Methods: Using a representative, stratified sample, we surveyed 3299 randomly chosen households across Puerto Rico to produce an independent estimate of all-cause mortality after the hurricane. Respondents were asked about displacement, infrastructure loss, and causes of death. We calculated excess deaths by comparing our estimated post-hurricane mortality rate with official rates for the same period in 2016.

Results: From the survey data, we estimated a mortality rate of 14.3 deaths (95% confidence interval [CI], 9.8 to 18.9) per 1000 persons from September 20 through December 31, 2017. This rate yielded a total of 4645 excess deaths during this period (95% CI, 793 to 8498), equivalent to a 62% increase in the mortality rate as compared with the same period in 2016. However, this number is likely to be an underestimate because of survivor bias. The mortality rate remained high through the end of December 2017, and one third of the deaths were attributed to delayed or interrupted health care. Hurricane-related migration was substantial.

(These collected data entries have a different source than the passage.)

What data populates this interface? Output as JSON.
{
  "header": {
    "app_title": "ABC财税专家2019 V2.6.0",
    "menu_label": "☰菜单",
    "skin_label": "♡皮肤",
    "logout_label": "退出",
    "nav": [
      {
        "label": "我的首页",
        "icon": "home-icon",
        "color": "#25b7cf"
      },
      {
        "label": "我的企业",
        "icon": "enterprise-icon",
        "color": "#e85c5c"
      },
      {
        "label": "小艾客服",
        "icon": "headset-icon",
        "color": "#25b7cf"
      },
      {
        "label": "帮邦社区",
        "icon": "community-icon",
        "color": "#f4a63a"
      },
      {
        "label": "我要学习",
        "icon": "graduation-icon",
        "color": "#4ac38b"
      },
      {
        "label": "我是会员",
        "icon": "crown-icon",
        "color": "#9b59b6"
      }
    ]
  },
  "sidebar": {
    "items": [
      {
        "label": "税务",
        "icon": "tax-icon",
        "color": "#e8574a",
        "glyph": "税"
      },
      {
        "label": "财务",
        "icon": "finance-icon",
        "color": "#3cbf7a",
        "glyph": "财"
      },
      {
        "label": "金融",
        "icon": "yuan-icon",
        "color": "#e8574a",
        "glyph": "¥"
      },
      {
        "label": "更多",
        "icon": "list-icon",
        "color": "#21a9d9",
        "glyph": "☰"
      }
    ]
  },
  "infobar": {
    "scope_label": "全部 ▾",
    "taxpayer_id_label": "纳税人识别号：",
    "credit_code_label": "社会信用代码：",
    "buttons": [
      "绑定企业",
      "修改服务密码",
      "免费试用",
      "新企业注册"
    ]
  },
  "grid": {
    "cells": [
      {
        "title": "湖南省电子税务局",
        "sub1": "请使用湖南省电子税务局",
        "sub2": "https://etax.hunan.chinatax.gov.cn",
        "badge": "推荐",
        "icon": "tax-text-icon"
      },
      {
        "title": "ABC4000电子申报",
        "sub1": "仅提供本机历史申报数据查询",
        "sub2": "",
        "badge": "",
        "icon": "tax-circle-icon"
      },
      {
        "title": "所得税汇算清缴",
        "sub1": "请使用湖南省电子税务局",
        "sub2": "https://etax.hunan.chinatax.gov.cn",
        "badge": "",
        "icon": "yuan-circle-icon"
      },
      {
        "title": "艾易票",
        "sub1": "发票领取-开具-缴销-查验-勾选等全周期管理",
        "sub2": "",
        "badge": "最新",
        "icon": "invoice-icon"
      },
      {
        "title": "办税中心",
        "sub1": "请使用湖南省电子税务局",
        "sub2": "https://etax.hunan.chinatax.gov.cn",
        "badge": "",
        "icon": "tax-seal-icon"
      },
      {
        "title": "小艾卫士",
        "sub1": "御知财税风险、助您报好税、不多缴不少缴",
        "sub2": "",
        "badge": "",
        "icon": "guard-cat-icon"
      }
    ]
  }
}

Conclusions: The official estimate of 64 deaths attributed to Hurricane Maria in Puerto Rico is a substantial underestimate. This survey, based on community sampling, indicated that the number of excess deaths is likely to be more than 70 times the official estimate. (Funded by the Harvard T.H. Chan School of Public Health and others.)

Main Figure a) A comparison of excess death estimates from official reports, press/academic reports, and our survey. b) Reported deaths per month in the survey, categorized by reported cause of death. Two individuals who died of similar causes are superimposed in December who died at the same age resulting in a count of 37 points representing 38 deaths after the hurricane.


  • code — Scripts and output for figures included in the manuscript and supplement
  • data — Initial data resources and survey data (more information in the folder README )
  • figures — Final figures included in manuscript
  • ref — pipelines used to clean raw information and generate .RDS files found in /data/rdata/
  • misc — Folder with a Spanish version of the paper as well as an xml file with the survey instrument used to gather data.


  • master is locked
  • We have tagged the version of this repository at the time of publication under the paper release
  • Feel free to create a new branch for further incorporation and analysis
  • All geospatial data has been stripped; by using this dataset, you agree to not undertake any steps to identify any respondents or their families
  • More information in data


For any issues with anonymization or major issues with the functionality of the script please create an issue.


The data collected and presented is licensed under the Creative Commons Attribution 3.0 license, and the underlying code used to format, analyze and display that content is licensed under the MIT license.